Para a maioria absoluta dos telespectadores, aquela informação era apenas uma curiosidade, um tanto trágica, do noticiário político. Para minha família,  significava o desmoronamento das nossas bases, a iminente perda do nosso ente mais querido, nosso exemplo. Para mim, pessoalmente, a possível perda da minha maior referência. Às 20 horas, recebi a pior notícia de toda a minha vida: meu pai estava morto.   Somente quem desceu do abismo de uma perda tão profunda e tão precoce sabe o que ela significa. Palavras nunca serão capazes de descrever a tristeza de encarar num esquife um pai jovem com quem havia falado no dia anterior. Não há como dimensionar a angústia que vi tantas vezes, durante tanto tempo, nos olhos da minha mãe ou o sentimento de perplexidade ininterrupta na expressão de minhas irmãs ou ainda a sombra do desespero que marcou até o fim da vida as interações com meu saudoso avô Antonio Carlos Magalhães.   Porque Luis Eduardo, e tudo o que ele foi,  significa para nós, antes de tudo, um sentimento. Um sentimento de gratidão, pelo exemplo que ele nos legou. Um sentimento de perda profunda, pela forma precoce que fomos forçados a interromper nosso convívio. Um sentimento de saudade, por ser ele nosso pai. Um sentimento de honra, por nos sentirmos determinados a preservar o que ele significou.

Ao longo de toda sua vida e, sobretudo, depois da sua morte, sua dimensão maior sempre foi a imaterial, a transcendente, a intangível e, acima de tudo, a afetiva. Porque foi no sentimento do amor que se deu nosso convívio e foi em outro sentimento, o da dor, que se deu nosso afastamento. Mas sempre foi o sentimento, sempre ele, o fio condutor do nosso vínculo. E sempre será.   Após um trauma dessa dimensão, espero que pais e filhos não desperdicem nem um segundo. Que consigam transformar momentos ruins em bons ensinamentos. Que, em vez de divergir, amem desmedidamente, superem as adversidades e sejam felizes ininterruptamente. Em vida, ainda é possível desfrutar desses sentimentos. Não percam o célere e precioso tempo de vocês. Hoje, meu pai está morto e não tenho mais essa oportunidade.   Tragédias pessoais fazem parte da vida. Mas a vida nos reserva recompensas que somente a escala do tempo pode nos fazer perceber e aquilatar. Sim, perdi precocemente meu amado pai. Mas, nesses 20 anos, pude contar com o pilar sólido do amor da família que ele me legou. Na dor, minha mãe, Michelle, e minhas irmãs, Paula e Carolina, foram e são o esteio onde aprendemos a nos consolar e a consolidar a ligação que nos une e nos unirá até o fim dos nossos dias.

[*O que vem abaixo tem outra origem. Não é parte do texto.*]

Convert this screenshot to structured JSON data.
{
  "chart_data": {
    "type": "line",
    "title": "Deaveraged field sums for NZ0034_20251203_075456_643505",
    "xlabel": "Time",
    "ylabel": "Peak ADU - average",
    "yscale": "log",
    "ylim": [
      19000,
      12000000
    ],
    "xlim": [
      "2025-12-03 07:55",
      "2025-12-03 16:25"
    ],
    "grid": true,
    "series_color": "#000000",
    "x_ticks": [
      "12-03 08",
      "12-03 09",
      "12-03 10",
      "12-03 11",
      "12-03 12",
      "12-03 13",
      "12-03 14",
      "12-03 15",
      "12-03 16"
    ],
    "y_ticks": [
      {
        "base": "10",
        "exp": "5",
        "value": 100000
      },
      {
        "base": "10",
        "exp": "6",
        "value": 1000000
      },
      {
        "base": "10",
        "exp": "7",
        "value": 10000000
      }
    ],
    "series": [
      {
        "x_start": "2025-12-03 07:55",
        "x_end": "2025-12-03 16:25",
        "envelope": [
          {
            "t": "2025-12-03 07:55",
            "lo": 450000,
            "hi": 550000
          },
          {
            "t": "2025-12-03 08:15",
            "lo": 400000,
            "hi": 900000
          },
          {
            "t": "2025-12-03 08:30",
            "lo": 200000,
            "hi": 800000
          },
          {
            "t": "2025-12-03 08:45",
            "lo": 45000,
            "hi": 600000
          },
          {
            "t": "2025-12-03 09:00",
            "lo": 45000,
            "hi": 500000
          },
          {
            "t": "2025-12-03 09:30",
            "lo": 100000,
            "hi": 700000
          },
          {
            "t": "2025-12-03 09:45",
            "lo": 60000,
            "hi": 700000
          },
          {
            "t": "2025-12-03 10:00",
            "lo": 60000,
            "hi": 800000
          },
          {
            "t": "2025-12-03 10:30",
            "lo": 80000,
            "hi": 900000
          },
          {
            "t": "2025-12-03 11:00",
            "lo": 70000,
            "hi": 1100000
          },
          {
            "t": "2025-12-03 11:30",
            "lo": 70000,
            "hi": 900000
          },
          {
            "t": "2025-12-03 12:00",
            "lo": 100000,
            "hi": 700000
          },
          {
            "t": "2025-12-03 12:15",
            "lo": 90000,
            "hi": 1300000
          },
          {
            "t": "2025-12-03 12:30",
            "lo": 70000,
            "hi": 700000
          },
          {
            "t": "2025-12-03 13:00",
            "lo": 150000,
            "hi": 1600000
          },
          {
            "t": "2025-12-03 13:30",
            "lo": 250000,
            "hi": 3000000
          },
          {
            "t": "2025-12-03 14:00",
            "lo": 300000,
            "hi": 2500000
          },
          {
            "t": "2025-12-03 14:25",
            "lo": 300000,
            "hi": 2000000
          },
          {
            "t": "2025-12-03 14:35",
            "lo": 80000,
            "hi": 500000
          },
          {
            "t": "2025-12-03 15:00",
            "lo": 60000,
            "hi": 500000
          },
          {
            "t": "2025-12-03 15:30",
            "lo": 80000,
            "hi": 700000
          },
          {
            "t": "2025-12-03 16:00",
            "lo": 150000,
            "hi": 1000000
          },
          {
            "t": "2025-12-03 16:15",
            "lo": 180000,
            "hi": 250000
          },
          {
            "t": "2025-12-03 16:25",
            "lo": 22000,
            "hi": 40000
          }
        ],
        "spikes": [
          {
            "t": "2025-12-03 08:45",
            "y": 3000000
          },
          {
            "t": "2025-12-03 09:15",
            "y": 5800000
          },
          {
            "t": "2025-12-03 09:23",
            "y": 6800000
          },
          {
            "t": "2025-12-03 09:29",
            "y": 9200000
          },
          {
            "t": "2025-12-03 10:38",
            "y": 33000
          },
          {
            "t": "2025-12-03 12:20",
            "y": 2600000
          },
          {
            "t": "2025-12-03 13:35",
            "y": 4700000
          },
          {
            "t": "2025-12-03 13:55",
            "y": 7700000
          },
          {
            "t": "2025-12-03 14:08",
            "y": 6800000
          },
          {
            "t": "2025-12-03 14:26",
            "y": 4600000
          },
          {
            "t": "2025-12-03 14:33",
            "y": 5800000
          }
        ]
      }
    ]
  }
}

O homem público Luis Eduardo será lembrado pela história por muitas de suas virtudes. Meu pai nunca será esquecido por nós por ter nos amalgamado na família sólida e harmoniosa que ele sabiamente conseguiu construir como ser humano.   Nestes  20 anos,  muitas coisas mudaram. O Brasil mudou, a Bahia mudou, eu pessoalmente mudei. Luis Eduardo, um estadista, deputado constituinte, soube, ao seu tempo, exercer uma liderança política com sabedoria e sem limitações partidárias. Foi capaz de conviver com as diferenças e superá-las. Lutou pela estabilização da moeda e a concretização do plano real,  pois sabia da importância do país superar a hiperinflação.

Lutou pelas reformas que até hoje são pautadas diariamente na política nacional. Lutou pela valorização do poder legislativo a partir da produtividade, ao presidir a Câmara dos Deputados. Hoje, ao relembrar duas décadas sem o deputado Luis Eduardo,  me enche de orgulho saber que ele estava certo na sua maneira de enxergar o Brasil. Muitos dos seus ideais,  a história provou estarem certos. E seu exemplo de que é possível mudarmos para melhor serve de aprendizado a todos nós.

Me sinto privilegiado por ter sido concebido por um estadista, homem, pai, que tinha essa visão política, essa concepção de Brasil e da Bahia. Para mim, ele sempre será uma saudade e, sobretudo,  um exemplo. De homem, pai, cidadão e ser humano.